On the hypothesis of an inverted Z-gradient inside Jupiter

Models of Jupiter s interior struggle to agree with measurements of the atmospheric composition. Interior models favour a subsolar or solar abundance of heavy elements Z while atmospheric measurements suggest a supersolar abundance. One potential solution may be the presence of an inverted Z-gradient, namely an inward decrease of Z, which implies a larger heavy element abundance in the atmosphere than in the outer envelope. We investigate two scenarios in which the inverted Z gradient is located either where helium rain occurs (Mbar level) or at upper levels (kbar level) where a radiative region could exist. We aim to assess how plausible these scenarios are.

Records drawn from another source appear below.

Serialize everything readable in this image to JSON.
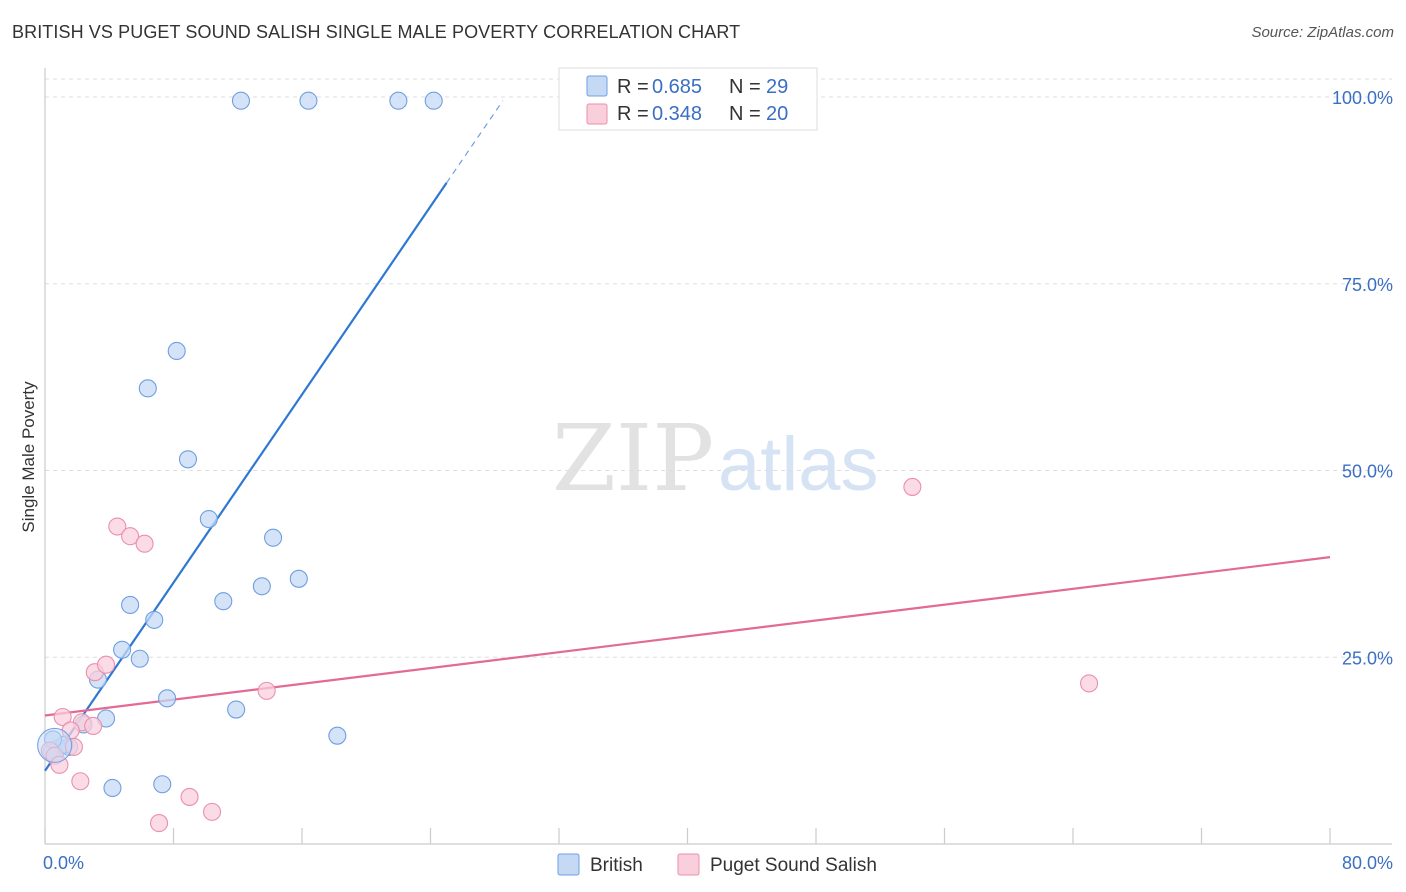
{
  "title": "BRITISH VS PUGET SOUND SALISH SINGLE MALE POVERTY CORRELATION CHART",
  "source": "Source: ZipAtlas.com",
  "watermark": {
    "zip": "ZIP",
    "atlas": "atlas"
  },
  "chart_data": {
    "type": "scatter",
    "ylabel": "Single Male Poverty",
    "xlim": [
      0,
      80
    ],
    "ylim": [
      0,
      105
    ],
    "x_tick_labels": {
      "left": "0.0%",
      "right": "80.0%"
    },
    "y_ticks": [
      {
        "value": 25,
        "label": "25.0%"
      },
      {
        "value": 50,
        "label": "50.0%"
      },
      {
        "value": 75,
        "label": "75.0%"
      },
      {
        "value": 100,
        "label": "100.0%"
      }
    ],
    "grid": true,
    "legend": {
      "placement": "top-center",
      "entries": [
        {
          "r_label": "R = ",
          "r_value": "0.685",
          "n_label": "N = ",
          "n_value": "29"
        },
        {
          "r_label": "R = ",
          "r_value": "0.348",
          "n_label": "N = ",
          "n_value": "20"
        }
      ]
    },
    "series": [
      {
        "name": "British",
        "color": "#6f9fe0",
        "fill": "#c5d9f5",
        "line_color": "#2e78d2",
        "trend": {
          "x0": 0,
          "y0": 9.8,
          "x1": 25,
          "y1": 88.5,
          "dash_to_x": 28.5,
          "dash_to_y": 99.5
        },
        "points": [
          {
            "x": 12.2,
            "y": 99.5
          },
          {
            "x": 16.4,
            "y": 99.5
          },
          {
            "x": 22.0,
            "y": 99.5
          },
          {
            "x": 24.2,
            "y": 99.5
          },
          {
            "x": 8.2,
            "y": 66.0
          },
          {
            "x": 6.4,
            "y": 61.0
          },
          {
            "x": 8.9,
            "y": 51.5
          },
          {
            "x": 10.2,
            "y": 43.5
          },
          {
            "x": 14.2,
            "y": 41.0
          },
          {
            "x": 13.5,
            "y": 34.5
          },
          {
            "x": 15.8,
            "y": 35.5
          },
          {
            "x": 11.1,
            "y": 32.5
          },
          {
            "x": 5.3,
            "y": 32.0
          },
          {
            "x": 6.8,
            "y": 30.0
          },
          {
            "x": 4.8,
            "y": 26.0
          },
          {
            "x": 5.9,
            "y": 24.8
          },
          {
            "x": 3.3,
            "y": 22.0
          },
          {
            "x": 7.6,
            "y": 19.5
          },
          {
            "x": 11.9,
            "y": 18.0
          },
          {
            "x": 3.8,
            "y": 16.8
          },
          {
            "x": 2.4,
            "y": 16.0
          },
          {
            "x": 18.2,
            "y": 14.5
          },
          {
            "x": 1.5,
            "y": 13.0
          },
          {
            "x": 0.8,
            "y": 12.8
          },
          {
            "x": 1.2,
            "y": 13.3
          },
          {
            "x": 0.4,
            "y": 12.2
          },
          {
            "x": 0.5,
            "y": 14.0
          },
          {
            "x": 7.3,
            "y": 8.0
          },
          {
            "x": 4.2,
            "y": 7.5
          }
        ]
      },
      {
        "name": "Puget Sound Salish",
        "color": "#eb8fae",
        "fill": "#f9cfdc",
        "line_color": "#e26a93",
        "trend": {
          "x0": 0,
          "y0": 17.2,
          "x1": 80,
          "y1": 38.4
        },
        "points": [
          {
            "x": 54.0,
            "y": 47.8
          },
          {
            "x": 4.5,
            "y": 42.5
          },
          {
            "x": 5.3,
            "y": 41.2
          },
          {
            "x": 6.2,
            "y": 40.2
          },
          {
            "x": 3.1,
            "y": 23.0
          },
          {
            "x": 3.8,
            "y": 24.0
          },
          {
            "x": 13.8,
            "y": 20.5
          },
          {
            "x": 65.0,
            "y": 21.5
          },
          {
            "x": 1.1,
            "y": 17.0
          },
          {
            "x": 2.3,
            "y": 16.3
          },
          {
            "x": 3.0,
            "y": 15.8
          },
          {
            "x": 1.6,
            "y": 15.2
          },
          {
            "x": 0.3,
            "y": 12.5
          },
          {
            "x": 1.8,
            "y": 13.0
          },
          {
            "x": 0.6,
            "y": 11.8
          },
          {
            "x": 0.9,
            "y": 10.6
          },
          {
            "x": 2.2,
            "y": 8.4
          },
          {
            "x": 9.0,
            "y": 6.3
          },
          {
            "x": 10.4,
            "y": 4.3
          },
          {
            "x": 7.1,
            "y": 2.8
          }
        ]
      }
    ]
  }
}
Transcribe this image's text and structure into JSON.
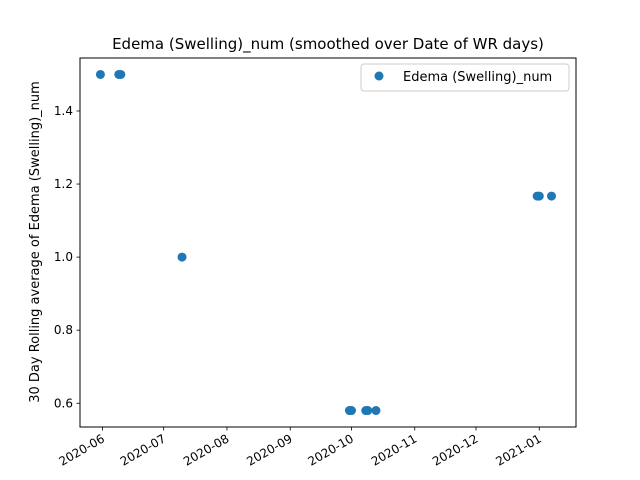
{
  "chart_data": {
    "type": "scatter",
    "title": "Edema (Swelling)_num (smoothed over Date of WR days)",
    "xlabel": "",
    "ylabel": "30 Day Rolling average of Edema (Swelling)_num",
    "x_ticks": [
      "2020-06-01",
      "2020-07-01",
      "2020-08-01",
      "2020-09-01",
      "2020-10-01",
      "2020-11-01",
      "2020-12-01",
      "2021-01-01"
    ],
    "x_tick_labels": [
      "2020-06",
      "2020-07",
      "2020-08",
      "2020-09",
      "2020-10",
      "2020-11",
      "2020-12",
      "2021-01"
    ],
    "xlim": [
      "2020-05-21",
      "2021-01-19"
    ],
    "y_ticks": [
      0.6,
      0.8,
      1.0,
      1.2,
      1.4
    ],
    "y_tick_labels": [
      "0.6",
      "0.8",
      "1.0",
      "1.2",
      "1.4"
    ],
    "ylim": [
      0.535,
      1.545
    ],
    "grid": false,
    "legend": {
      "position": "top-right",
      "entries": [
        "Edema (Swelling)_num"
      ]
    },
    "series": [
      {
        "name": "Edema (Swelling)_num",
        "color": "#1f77b4",
        "points": [
          {
            "x": "2020-05-31",
            "y": 1.5
          },
          {
            "x": "2020-06-09",
            "y": 1.5
          },
          {
            "x": "2020-06-10",
            "y": 1.5
          },
          {
            "x": "2020-07-10",
            "y": 1.0
          },
          {
            "x": "2020-09-30",
            "y": 0.58
          },
          {
            "x": "2020-10-01",
            "y": 0.58
          },
          {
            "x": "2020-10-08",
            "y": 0.58
          },
          {
            "x": "2020-10-09",
            "y": 0.58
          },
          {
            "x": "2020-10-13",
            "y": 0.58
          },
          {
            "x": "2020-12-31",
            "y": 1.167
          },
          {
            "x": "2021-01-01",
            "y": 1.167
          },
          {
            "x": "2021-01-07",
            "y": 1.167
          }
        ]
      }
    ]
  }
}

We calculate interior and evolution models of Jupiter with such inverted Z-gradient and use constraints on the stability and the formation of an inverted Z-gradient. We find that an inverted Z-gradient at the location of helium rain cannot work as it requires a late accretion and of too much material. We find interior models with an inverted Z-gradient at upper levels, due to a radiative zone preventing downward mixing, that could satisfy the present gravity field of the planet. However, our evolution models suggest that this second scenario might not be in place. An inverted Z-gradient in Jupiter could be stable. Yet, its presence either at the Mbar level or kbar level is rather unlikely.